CVE-2025-67974 identifies a missing authorization vulnerability in the WP Legal Pages (WPLegalPages) WordPress plugin, specifically affecting all versions up to and including 3.5.4. This vulnerability arises from improperly configured access control mechanisms that fail to verify whether a user is authorized to perform certain actions within the plugin. As a result, an unauthenticated attacker can remotely exploit this flaw without any user interaction or prior authentication, allowing them to modify or manipulate the integrity of legal pages managed by the plugin. These pages often contain critical compliance information such as privacy policies, terms of service, and disclaimers. The CVSS v3.1 score of 7.5 (AV:N/AC:L/PR:N/UI:N/S:U/C:N/I:H/A:N) reflects that the attack vector is network-based, with low complexity, no privileges or user interaction required, and impacts integrity but not confidentiality or availability. The vulnerability does not currently have known exploits in the wild, but given the plugin’s role in managing legal content, exploitation could lead to unauthorized changes that misrepresent legal terms or expose organizations to regulatory and reputational risks. The vulnerability was reserved in December 2025 and published in February 2026, with no patch links currently available, indicating that remediation may be pending or in progress.

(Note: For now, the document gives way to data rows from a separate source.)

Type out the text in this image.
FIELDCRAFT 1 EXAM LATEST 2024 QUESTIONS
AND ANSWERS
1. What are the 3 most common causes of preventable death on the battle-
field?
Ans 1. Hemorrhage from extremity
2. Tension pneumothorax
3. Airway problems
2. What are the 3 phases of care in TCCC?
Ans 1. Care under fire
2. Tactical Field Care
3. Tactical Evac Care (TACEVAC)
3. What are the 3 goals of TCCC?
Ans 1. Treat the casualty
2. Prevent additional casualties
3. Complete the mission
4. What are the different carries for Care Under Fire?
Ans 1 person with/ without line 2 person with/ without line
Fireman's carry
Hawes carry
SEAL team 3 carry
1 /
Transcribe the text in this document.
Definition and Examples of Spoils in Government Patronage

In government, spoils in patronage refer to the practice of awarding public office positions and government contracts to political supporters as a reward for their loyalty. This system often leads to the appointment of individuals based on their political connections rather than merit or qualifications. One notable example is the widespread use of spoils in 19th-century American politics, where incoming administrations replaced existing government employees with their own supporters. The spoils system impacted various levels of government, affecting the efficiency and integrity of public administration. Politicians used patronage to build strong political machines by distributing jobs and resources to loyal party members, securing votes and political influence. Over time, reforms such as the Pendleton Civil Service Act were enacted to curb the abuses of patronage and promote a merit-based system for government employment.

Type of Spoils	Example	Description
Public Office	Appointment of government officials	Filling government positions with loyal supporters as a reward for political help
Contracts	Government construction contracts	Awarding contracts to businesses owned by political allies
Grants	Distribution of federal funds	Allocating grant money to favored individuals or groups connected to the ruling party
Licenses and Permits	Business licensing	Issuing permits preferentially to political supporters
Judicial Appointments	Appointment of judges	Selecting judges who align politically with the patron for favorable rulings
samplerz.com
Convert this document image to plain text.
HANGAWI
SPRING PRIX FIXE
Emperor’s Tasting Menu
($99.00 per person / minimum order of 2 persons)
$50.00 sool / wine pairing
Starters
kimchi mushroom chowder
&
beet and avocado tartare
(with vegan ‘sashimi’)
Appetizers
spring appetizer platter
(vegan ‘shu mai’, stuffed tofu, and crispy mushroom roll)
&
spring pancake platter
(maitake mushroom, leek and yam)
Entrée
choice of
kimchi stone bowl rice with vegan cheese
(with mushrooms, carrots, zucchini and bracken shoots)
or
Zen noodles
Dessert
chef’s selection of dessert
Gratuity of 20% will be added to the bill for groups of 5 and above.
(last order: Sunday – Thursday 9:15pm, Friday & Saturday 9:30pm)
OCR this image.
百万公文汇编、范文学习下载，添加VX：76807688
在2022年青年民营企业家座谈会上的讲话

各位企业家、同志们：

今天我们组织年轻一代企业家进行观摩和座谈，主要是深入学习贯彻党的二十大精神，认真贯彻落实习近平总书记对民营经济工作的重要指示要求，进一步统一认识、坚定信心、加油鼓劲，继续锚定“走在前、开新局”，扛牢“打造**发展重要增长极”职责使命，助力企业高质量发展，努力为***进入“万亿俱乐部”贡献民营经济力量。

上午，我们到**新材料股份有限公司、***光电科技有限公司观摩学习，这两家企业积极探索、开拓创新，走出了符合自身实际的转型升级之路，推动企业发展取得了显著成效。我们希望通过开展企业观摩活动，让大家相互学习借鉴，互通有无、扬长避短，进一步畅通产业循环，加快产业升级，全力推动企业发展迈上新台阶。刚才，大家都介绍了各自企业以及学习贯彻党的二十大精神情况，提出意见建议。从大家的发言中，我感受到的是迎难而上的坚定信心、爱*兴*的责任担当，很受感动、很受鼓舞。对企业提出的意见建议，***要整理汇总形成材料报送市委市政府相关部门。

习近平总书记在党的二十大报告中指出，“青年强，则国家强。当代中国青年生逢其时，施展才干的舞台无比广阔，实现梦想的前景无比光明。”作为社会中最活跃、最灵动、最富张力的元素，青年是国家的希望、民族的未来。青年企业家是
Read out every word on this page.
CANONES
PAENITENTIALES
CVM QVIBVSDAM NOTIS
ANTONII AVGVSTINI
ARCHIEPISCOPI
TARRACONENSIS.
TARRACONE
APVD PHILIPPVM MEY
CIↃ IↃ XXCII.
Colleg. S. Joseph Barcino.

The primary impact of CVE-2025-67974 is the unauthorized modification of legal content on websites using the WPLegalPages plugin. This can lead to integrity violations where attackers alter terms of service, privacy policies, or disclaimers, potentially exposing organizations to legal liabilities, regulatory non-compliance, and reputational damage. Since the vulnerability does not affect confidentiality or availability, data breaches or service disruptions are less likely. However, the trustworthiness of legal documentation is critical for compliance with data protection laws such as GDPR, CCPA, and others. Organizations relying on this plugin, especially those in regulated industries like finance, healthcare, and e-commerce, could face significant consequences if attackers manipulate legal content to mislead users or evade legal obligations. The ease of exploitation and lack of authentication requirements increase the risk of widespread abuse, particularly on publicly accessible WordPress sites.

Organizations should immediately inventory their WordPress installations to identify if the WPLegalPages plugin is in use and determine the version. Until an official patch is released, administrators should consider temporarily disabling the plugin or restricting access to its management interfaces via web application firewalls (WAFs) or IP whitelisting. Monitoring website content for unauthorized changes to legal pages is critical to detect exploitation attempts early. Implementing strict file integrity monitoring and alerting on changes to plugin files or legal page content can help identify attacks. Additionally, organizations should subscribe to vendor and security advisories for timely updates and apply patches as soon as they become available. Employing least privilege principles for WordPress user roles and limiting plugin management capabilities to trusted administrators can reduce risk. Finally, consider deploying runtime application self-protection (RASP) tools to detect and block unauthorized access attempts targeting this vulnerability.